And the boy is home! Over the years I’ve had many emotions while being Thomas’ mother. When Thomas was born my dad told me, “You no longer have a name, from now on you’ll be ‘Thomas’ Mom”. I laughed then, 17 years ago but it really is true. I know I’m also “Alyssa, Daniella and Samantha’s Mom”, but being Thomas’ Mom broke me in, inducted me into motherhood, shattered (in a good/realistic way) whatever false/perfect beliefs I had about motherhood. Introduced me to the person I would become; a tenacious mother who would search over and over for help for her son. I look at this young man who is bigger and taller than me. This young man who will bend down when he hugs me so that his head will rest on my shoulder. He’s so handsome and so big. I wish I knew when all this growing up happened.
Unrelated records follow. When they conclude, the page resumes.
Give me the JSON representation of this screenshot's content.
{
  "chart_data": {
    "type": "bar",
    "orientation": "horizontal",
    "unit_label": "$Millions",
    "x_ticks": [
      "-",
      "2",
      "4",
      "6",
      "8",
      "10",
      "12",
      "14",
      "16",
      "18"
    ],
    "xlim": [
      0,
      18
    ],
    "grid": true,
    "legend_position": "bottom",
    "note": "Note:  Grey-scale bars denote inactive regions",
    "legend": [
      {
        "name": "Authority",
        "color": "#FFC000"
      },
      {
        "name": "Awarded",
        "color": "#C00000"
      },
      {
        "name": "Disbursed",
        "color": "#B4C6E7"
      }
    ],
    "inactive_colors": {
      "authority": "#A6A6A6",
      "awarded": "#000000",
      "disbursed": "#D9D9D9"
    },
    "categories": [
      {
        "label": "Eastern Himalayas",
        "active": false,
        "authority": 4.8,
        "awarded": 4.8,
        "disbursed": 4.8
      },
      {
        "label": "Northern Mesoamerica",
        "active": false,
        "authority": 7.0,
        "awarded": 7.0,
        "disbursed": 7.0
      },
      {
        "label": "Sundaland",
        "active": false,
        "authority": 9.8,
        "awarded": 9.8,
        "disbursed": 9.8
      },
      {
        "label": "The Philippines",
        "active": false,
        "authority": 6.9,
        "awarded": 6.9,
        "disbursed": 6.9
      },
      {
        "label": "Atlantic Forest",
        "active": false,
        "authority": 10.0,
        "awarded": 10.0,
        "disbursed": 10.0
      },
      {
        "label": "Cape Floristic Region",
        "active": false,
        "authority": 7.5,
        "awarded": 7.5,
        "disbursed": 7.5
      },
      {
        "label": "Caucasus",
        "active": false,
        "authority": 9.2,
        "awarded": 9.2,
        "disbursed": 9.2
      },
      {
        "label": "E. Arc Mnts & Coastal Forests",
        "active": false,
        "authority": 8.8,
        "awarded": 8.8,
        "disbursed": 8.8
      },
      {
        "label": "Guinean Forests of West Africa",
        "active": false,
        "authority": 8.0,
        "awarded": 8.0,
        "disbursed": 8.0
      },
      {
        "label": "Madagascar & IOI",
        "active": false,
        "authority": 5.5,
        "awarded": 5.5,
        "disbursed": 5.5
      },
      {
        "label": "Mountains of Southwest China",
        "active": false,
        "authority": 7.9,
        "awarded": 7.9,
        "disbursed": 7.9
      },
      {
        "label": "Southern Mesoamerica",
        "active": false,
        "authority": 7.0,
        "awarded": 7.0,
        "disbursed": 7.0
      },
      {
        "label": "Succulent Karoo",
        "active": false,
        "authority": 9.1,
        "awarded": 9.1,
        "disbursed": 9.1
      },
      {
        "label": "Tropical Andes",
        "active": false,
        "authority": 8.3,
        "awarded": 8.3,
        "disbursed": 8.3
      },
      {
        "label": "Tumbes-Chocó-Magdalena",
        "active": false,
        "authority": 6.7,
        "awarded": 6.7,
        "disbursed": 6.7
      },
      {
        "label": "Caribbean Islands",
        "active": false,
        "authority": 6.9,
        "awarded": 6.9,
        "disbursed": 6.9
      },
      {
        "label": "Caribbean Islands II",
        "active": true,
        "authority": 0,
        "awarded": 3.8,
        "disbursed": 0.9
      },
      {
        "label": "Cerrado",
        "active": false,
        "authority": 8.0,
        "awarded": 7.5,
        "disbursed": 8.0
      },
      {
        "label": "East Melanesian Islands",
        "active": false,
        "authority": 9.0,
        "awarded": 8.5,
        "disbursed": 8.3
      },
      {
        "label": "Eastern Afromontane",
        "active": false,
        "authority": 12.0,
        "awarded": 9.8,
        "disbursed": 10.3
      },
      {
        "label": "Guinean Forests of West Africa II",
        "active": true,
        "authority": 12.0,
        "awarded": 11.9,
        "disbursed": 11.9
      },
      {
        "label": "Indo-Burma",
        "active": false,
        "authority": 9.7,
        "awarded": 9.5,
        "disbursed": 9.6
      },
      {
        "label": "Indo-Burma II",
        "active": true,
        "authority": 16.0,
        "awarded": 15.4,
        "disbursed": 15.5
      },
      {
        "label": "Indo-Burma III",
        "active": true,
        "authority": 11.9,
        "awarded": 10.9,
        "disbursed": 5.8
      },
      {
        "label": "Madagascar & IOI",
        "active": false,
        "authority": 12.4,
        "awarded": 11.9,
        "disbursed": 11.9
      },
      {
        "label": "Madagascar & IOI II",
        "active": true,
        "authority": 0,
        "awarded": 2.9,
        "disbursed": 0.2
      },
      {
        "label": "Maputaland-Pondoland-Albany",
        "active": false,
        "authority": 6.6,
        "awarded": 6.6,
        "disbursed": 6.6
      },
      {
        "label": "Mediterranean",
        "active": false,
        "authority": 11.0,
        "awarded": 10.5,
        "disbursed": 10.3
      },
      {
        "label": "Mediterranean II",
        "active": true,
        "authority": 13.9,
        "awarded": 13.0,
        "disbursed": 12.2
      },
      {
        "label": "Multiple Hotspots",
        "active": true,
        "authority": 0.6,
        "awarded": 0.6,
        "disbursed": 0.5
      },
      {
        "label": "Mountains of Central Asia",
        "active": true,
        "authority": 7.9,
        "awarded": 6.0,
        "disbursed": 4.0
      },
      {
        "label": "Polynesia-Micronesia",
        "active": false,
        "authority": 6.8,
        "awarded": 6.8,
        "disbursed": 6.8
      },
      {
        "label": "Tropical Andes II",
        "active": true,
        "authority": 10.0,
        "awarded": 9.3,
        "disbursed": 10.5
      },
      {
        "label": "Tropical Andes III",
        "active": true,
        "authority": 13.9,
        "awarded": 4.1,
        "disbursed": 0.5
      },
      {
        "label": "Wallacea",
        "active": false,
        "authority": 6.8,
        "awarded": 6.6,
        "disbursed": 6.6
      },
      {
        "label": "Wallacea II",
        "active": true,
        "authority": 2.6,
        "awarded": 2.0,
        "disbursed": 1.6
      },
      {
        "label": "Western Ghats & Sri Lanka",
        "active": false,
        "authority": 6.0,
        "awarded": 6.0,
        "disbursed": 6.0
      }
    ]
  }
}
He is left handed, like me but has green eyes like his Dad. I’ve never been brought to tears as much as I have for this child of mine. Tears of joy and happiness as well as tears from pain and fear. I’m able to sit and write this because Thomas is engaged in coloring Christmas pages. Gingerbread houses to be exact. This is when I’m able to sit and stare at him and swell with pride that he is mine. Thomas is my only child that I’ve had to express to other people that he is indeed MINE. The girls have always been with me, lived with me there was never any moments of insecurities. Thomas is once again in residential school. This time around I haven’t felt the need to remind the staff that he has a mother…that he is mine. The first time in residential there were many times I wanted to shout from the rooftops, “He has a mother, he is still MINE”. Will I still do this say in 10 years when Thomas will be 27 years old? I want to say, “no” but I’m sure I will. Will I do that to the girls in 10 years? Most likely no.
I’m so glad he’s here, home for Christmas.